Re: Absolute Colorimetric Rendering in Photoshop CS2 & CS3
Re: Absolute Colorimetric Rendering in Photoshop CS2 & CS3
- Subject: Re: Absolute Colorimetric Rendering in Photoshop CS2 & CS3
- From: Marco Ugolini <email@hidden>
- Date: Tue, 04 Nov 2008 02:49:46 -0800
- Thread-topic: Absolute Colorimetric Rendering in Photoshop CS2 & CS3
In a message dated 11/3/08 2:51 PM, David Scott Goen wrote:
> It is my understanding that the Absolute Colorimetric rendering intent would
> also print the color of the output destination media.
>
> In Photoshop CS2 & CS3 the Customize Proof Condition dialogue has a display
> option of Simulate Paper Color.
>
> If I selected Absolute Colorimetric as a rendering intent, does that mean
> that it would not simulate the paper color unless the Display Option
> "Simulate Paper Color" was checked?
>
> If Absolute Colorimetric does simulate the paper color onscreen, is the
> Display Option ignored or does it try to simulate the paper color twice
> (whatever the heck that would mean with a monitor, if anything)?

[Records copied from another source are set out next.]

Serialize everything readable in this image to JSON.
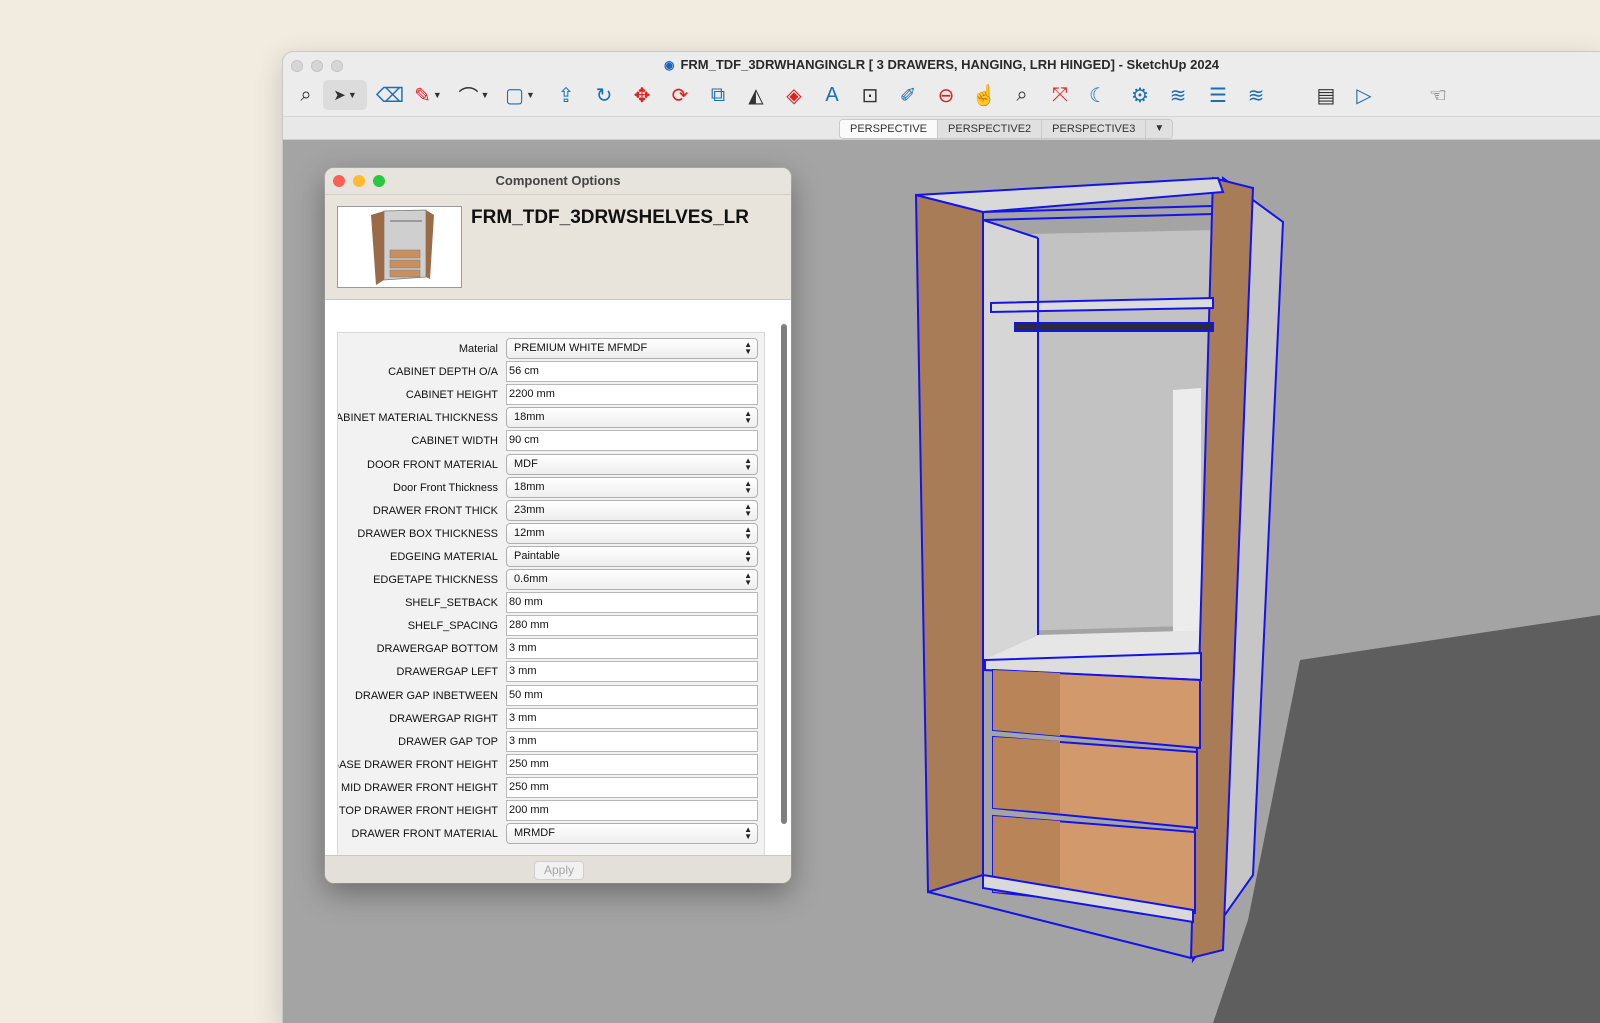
{
  "window": {
    "title": "FRM_TDF_3DRWHANGINGLR [ 3 DRAWERS, HANGING, LRH HINGED] - SketchUp 2024"
  },
  "toolbar": {
    "tools": [
      "search-icon",
      "select-arrow-icon",
      "eraser-icon",
      "pencil-line-icon",
      "arc-icon",
      "rectangle-icon",
      "push-pull-icon",
      "follow-me-icon",
      "move-icon",
      "rotate-icon",
      "scale-icon",
      "flip-icon",
      "paint-bucket-icon",
      "text-icon",
      "dimension-icon",
      "tape-measure-icon",
      "section-plane-icon",
      "pan-icon",
      "zoom-icon",
      "zoom-extents-icon",
      "orbit-icon",
      "component-icon",
      "solid-tools-icon",
      "layers-icon",
      "outliner-icon",
      "panel-icon",
      "scenes-icon",
      "hand-icon"
    ]
  },
  "scenes": {
    "tabs": [
      "PERSPECTIVE",
      "PERSPECTIVE2",
      "PERSPECTIVE3"
    ],
    "active": "PERSPECTIVE",
    "more": "▼"
  },
  "dialog": {
    "title": "Component Options",
    "component_name": "FRM_TDF_3DRWSHELVES_LR",
    "apply_label": "Apply",
    "options": [
      {
        "label": "Material",
        "value": "PREMIUM WHITE MFMDF",
        "type": "select"
      },
      {
        "label": "CABINET DEPTH O/A",
        "value": "56 cm",
        "type": "text"
      },
      {
        "label": "CABINET HEIGHT",
        "value": "2200 mm",
        "type": "text"
      },
      {
        "label": "CABINET MATERIAL THICKNESS",
        "value": "18mm",
        "type": "select"
      },
      {
        "label": "CABINET WIDTH",
        "value": "90 cm",
        "type": "text"
      },
      {
        "label": "DOOR FRONT MATERIAL",
        "value": "MDF",
        "type": "select"
      },
      {
        "label": "Door Front Thickness",
        "value": "18mm",
        "type": "select"
      },
      {
        "label": "DRAWER FRONT THICK",
        "value": "23mm",
        "type": "select"
      },
      {
        "label": "DRAWER BOX THICKNESS",
        "value": "12mm",
        "type": "select"
      },
      {
        "label": "EDGEING MATERIAL",
        "value": "Paintable",
        "type": "select"
      },
      {
        "label": "EDGETAPE THICKNESS",
        "value": "0.6mm",
        "type": "select"
      },
      {
        "label": "SHELF_SETBACK",
        "value": "80 mm",
        "type": "text"
      },
      {
        "label": "SHELF_SPACING",
        "value": "280 mm",
        "type": "text"
      },
      {
        "label": "DRAWERGAP BOTTOM",
        "value": "3 mm",
        "type": "text"
      },
      {
        "label": "DRAWERGAP LEFT",
        "value": "3 mm",
        "type": "text"
      },
      {
        "label": "DRAWER GAP INBETWEEN",
        "value": "50 mm",
        "type": "text"
      },
      {
        "label": "DRAWERGAP RIGHT",
        "value": "3 mm",
        "type": "text"
      },
      {
        "label": "DRAWER GAP TOP",
        "value": "3 mm",
        "type": "text"
      },
      {
        "label": "BASE DRAWER FRONT HEIGHT",
        "value": "250 mm",
        "type": "text"
      },
      {
        "label": "MID DRAWER FRONT HEIGHT",
        "value": "250 mm",
        "type": "text"
      },
      {
        "label": "TOP DRAWER FRONT HEIGHT",
        "value": "200 mm",
        "type": "text"
      },
      {
        "label": "DRAWER FRONT MATERIAL",
        "value": "MRMDF",
        "type": "select"
      }
    ]
  },
  "colors": {
    "selection_edge": "#1414e6",
    "wood": "#a97c58",
    "drawer_wood": "#d29a6c",
    "ground_shadow": "#5e5e5e"
  }
}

If you are asking whether your destination profile's paper color is
simulated on your proofing paper by selecting the destination profile with
an Absolute Colorimetric intent in Photoshop's Print dialog box (Color
Management tab), the answer is *yes*. That's how you do it.

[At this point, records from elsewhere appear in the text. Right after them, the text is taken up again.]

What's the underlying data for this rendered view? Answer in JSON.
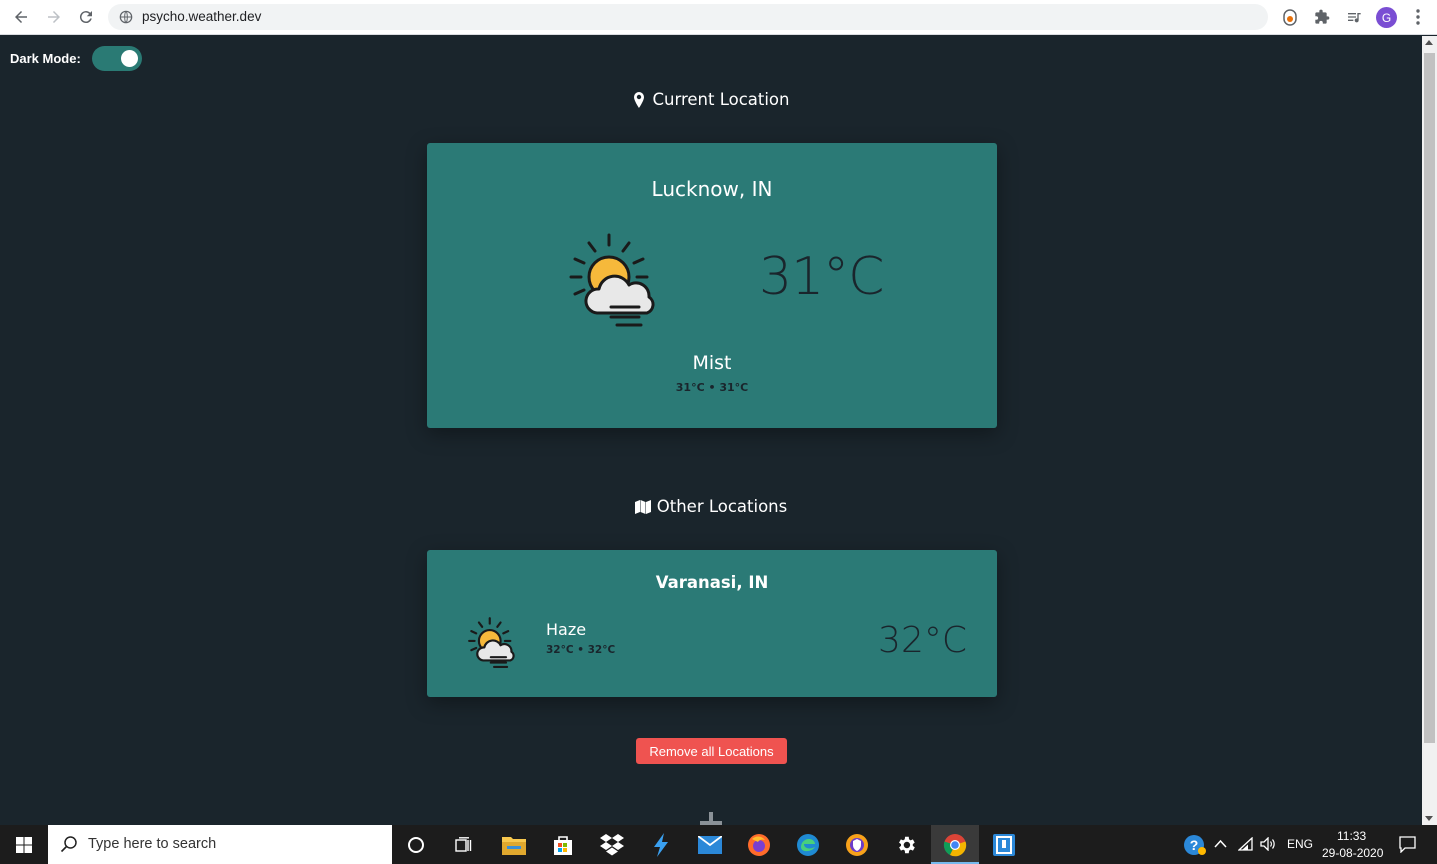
{
  "browser": {
    "url": "psycho.weather.dev",
    "avatar_initial": "G"
  },
  "page": {
    "dark_mode_label": "Dark Mode:",
    "dark_mode_on": true,
    "current_section_title": "Current Location",
    "other_section_title": "Other Locations",
    "remove_all_label": "Remove all Locations"
  },
  "current": {
    "city": "Lucknow, IN",
    "temp": "31°C",
    "condition": "Mist",
    "range": "31°C • 31°C",
    "icon": "sun-cloud-mist-icon"
  },
  "others": [
    {
      "city": "Varanasi, IN",
      "condition": "Haze",
      "range": "32°C • 32°C",
      "temp": "32°C",
      "icon": "sun-cloud-haze-icon"
    }
  ],
  "taskbar": {
    "search_placeholder": "Type here to search",
    "language": "ENG",
    "time": "11:33",
    "date": "29-08-2020"
  },
  "colors": {
    "page_bg": "#1a252c",
    "card_bg": "#2b7a76",
    "button_red": "#ef5350",
    "toggle_on": "#2a7a74"
  }
}
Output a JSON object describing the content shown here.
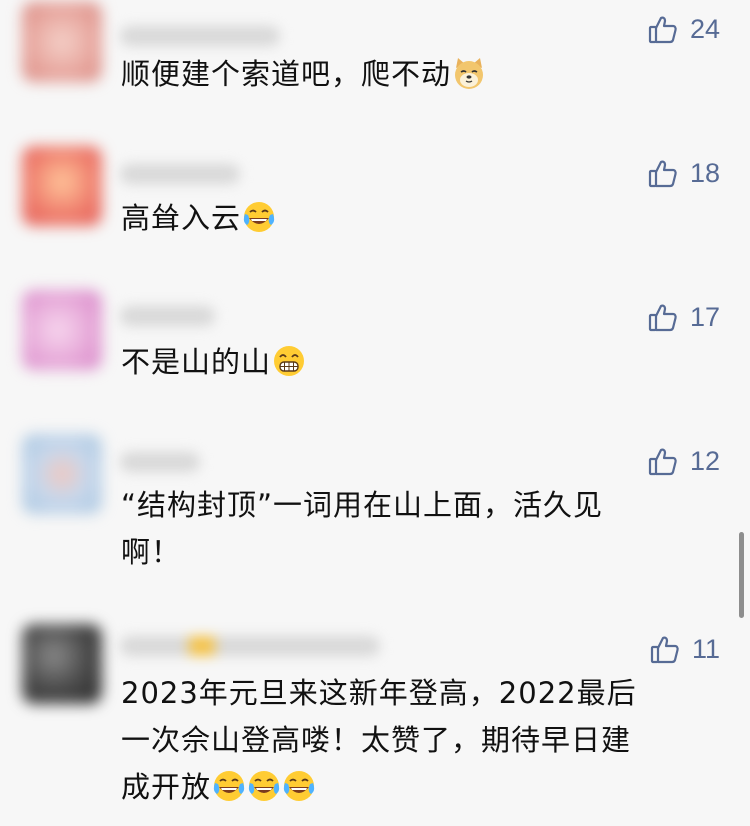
{
  "comments": [
    {
      "text": "顺便建个索道吧，爬不动",
      "likes": "24",
      "emoji": "doge-icon",
      "avatar_color": "#e8a8a0"
    },
    {
      "text": "高耸入云",
      "likes": "18",
      "emoji": "laugh-cry-icon",
      "avatar_color": "#ef7f6e"
    },
    {
      "text": "不是山的山",
      "likes": "17",
      "emoji": "grin-icon",
      "avatar_color": "#e6a8d8"
    },
    {
      "text": "“结构封顶”一词用在山上面，活久见\n啊！",
      "likes": "12",
      "avatar_color": "#a8c6e0"
    },
    {
      "text": "2023年元旦来这新年登高，2022最后\n一次佘山登高喽！太赞了，期待早日建\n成开放",
      "likes": "11",
      "emoji": "laugh-cry-icon",
      "emoji_count": 3,
      "avatar_color": "#4a4a4a"
    }
  ],
  "colors": {
    "like_accent": "#576b95",
    "background": "#f7f7f7",
    "text": "#111111"
  }
}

If you are asking whether checking Simulating Paper Color in the Proof Setup
> Custom dialog box has an effect on your proof, the answer is that it does
*not* affect the printed result. "Simulating Paper Color" only affects
soft-proofing, meaning the way the image is *viewed* (soft-proofed) on your
display, but has no effect on the proof that you *print* on your inkjet.
Incidental remark: of course, the proofing paper must be more neutral and
brighter than your destination's paper substrate if you wish to simulate the
latter on the former, because obviously a darker paper cannot simulate a
lighter paper.
Also, a casted proofing paper (yellowish, reddish, bluish) can simulate a
neutral-looking destination paper only by becoming slightly *darker* than it
already is (since it must add a bluish or reddish tone to the paper to make
it neutral-looking): this means that if the destination paper being proofed
is brighter than the proofing paper, it cannot be simulated properly on the
printed proof.
As much as possible, an ideally flexible and useful proofing paper ought to
be as neutral and bright as possible, and also contain as few optical
brightening agents (OBAs) as possible.